Kompakt Disk Blog

"Dinle, oku, gör: Müzik, kitap, film"

Being There: Şans mı Akıl mı?

Hiç yorum yok

Bir adam düşünün hayatı boyunca hiç dışarıya çıkmamış. Orta yaşlı. Bahçıvanlık bildiği yegane şey. Arta kalan zamanlarında televizyon izlemeyi seviyor. Aslında izlemek değil de kanal değiştirirken 5-10 dakika ara vermek. Sürekli aynı şeyi izleyemiyor. Okuma-yazması yok. Hiç asansöre ve otomobile binmemiş. Kimliği yok, doktor kaydı yok. Doğuştan zeka özürlü olduğu için yaşlı adamın koruması altında başka hiçbir şeye ihtiyaç duymadan yaşayabilmiş.

Ancak yaşlı adamın ölüm olayı gerçekleşince ve kim olduğunu kanıtlayamayınca evin satışa çıkmasından dolayı kendini sokakta bulur Chance the Gardener. Ne bu ölüme tepki verebilmiştir ne de sokağa atılmasına. Sorgulamadan pahalı, şık takım elbiselerle dolu bavulunu ve uzaktan kumandasını alıp nereye gideceğini bilmese de yola koyulur. Ne de olsa yaşlı adamın en pahalı kıyafetlerini giymesine izin verilmiştir.

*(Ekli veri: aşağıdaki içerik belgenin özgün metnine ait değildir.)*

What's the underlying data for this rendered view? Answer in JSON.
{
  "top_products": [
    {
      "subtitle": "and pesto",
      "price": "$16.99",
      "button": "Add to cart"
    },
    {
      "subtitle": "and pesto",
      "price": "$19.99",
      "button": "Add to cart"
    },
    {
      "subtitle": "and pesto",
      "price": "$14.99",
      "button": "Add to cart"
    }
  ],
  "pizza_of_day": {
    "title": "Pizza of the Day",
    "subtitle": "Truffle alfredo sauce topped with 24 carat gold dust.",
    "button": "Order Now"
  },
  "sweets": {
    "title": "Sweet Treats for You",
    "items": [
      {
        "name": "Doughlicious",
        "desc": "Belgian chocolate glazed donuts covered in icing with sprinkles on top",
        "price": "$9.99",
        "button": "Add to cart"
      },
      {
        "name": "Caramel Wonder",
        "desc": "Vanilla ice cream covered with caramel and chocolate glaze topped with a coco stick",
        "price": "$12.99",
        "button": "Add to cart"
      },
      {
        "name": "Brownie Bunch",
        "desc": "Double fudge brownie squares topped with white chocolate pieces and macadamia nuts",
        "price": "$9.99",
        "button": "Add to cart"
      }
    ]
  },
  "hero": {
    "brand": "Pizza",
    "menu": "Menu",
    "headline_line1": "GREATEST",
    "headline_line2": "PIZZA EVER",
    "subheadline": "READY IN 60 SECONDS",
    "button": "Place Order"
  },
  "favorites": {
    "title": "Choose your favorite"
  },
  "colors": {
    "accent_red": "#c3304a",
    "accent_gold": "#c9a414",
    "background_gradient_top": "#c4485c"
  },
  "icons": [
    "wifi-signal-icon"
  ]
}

Chance(Şans) dış dünyada dolaşmaya başlar. Sokakta da ilk ilgisini çeken yine vitrindeki televizyondur. Televizyonla haşır neşir olurken kendisine bir limuzin çarpar. Kocası da hasta olan Eve Rand bu sakin, huzur dolu ve zengin görünümlü adamı evindeki doktorlara muayene ettirmek için evine davet eder. Böylece bu zengin malikaneye yerleşir Chance The Gardener (Chauncey Gardiner olarak çağrılacaktır bundan sonra).

Chauncey'in yükselişi başlar. İlik kanseri olan Ben Rand'in danışmanı olur. Hatta Ben daha da ileri giderek karısını Chauncey'e emanet edecektir.

Amerikan başkanı ile tanışır. Sorulara yine en iyi bildiği şey olan bahçıvanlık üzerinden yorum yapmıştır Chauncey. Ve fakat söylediği her şeyi herkes kendine göre yorumlayıp, yeni anlamlar katarak büyütür. Böylece dolaylı yoldan vemiş olduğu tavsiye Amerikan ekonomisi için örneklendirilir.

Son derece yüzeysel, basit ve ahmakca konuşan bir adamdır Chance. Olayların gidişatı, yanlış anlamalar ve yüklenen misyonlar birden bire Amerika'da en çok aranan adam olmasını sağlar. Yaşlı adamın hizmetçisi en doğal yorumu yapar "Amerika beyazların ülkesi".

İnsanların en basit şeye bile nasıl derin anlamlar yükleyip kör olabileceğinin kanıtıdır Being There. Bomboş bir adamın kendine güveni ile etrafındakileri fazlaca etkilemesidir. Güvenebileceği, sırtını dayayabileceği hiçbir şeyi olmamasına rağmen şansın yaver gidebileceğinin hikayesidir. Şanslı olduğunu bilmeyen bir adamın basit mutluluğudur. Kendisini şans zanneden insanların ahmaklığıdır.

Jerzy Kosinski'nin romanından uyarlanan filmde, yönetmen koltuğunda Hal Ashby oturuyor. Chance karakterinde ise Peter Sellers çok iyi bir iş çıkarmış. Film yavaş tempoda ilerler ama kesinlikle sıkmaz. Yer yer kahkalar bile atarsınız. Belki bu pembe panter etkisidir ya da Peter Sellers'a yüklediğimiz komik adam anlamı. Ve fakat sonu çok güzel filmlerdendir. Mutlaka izlenmelidir.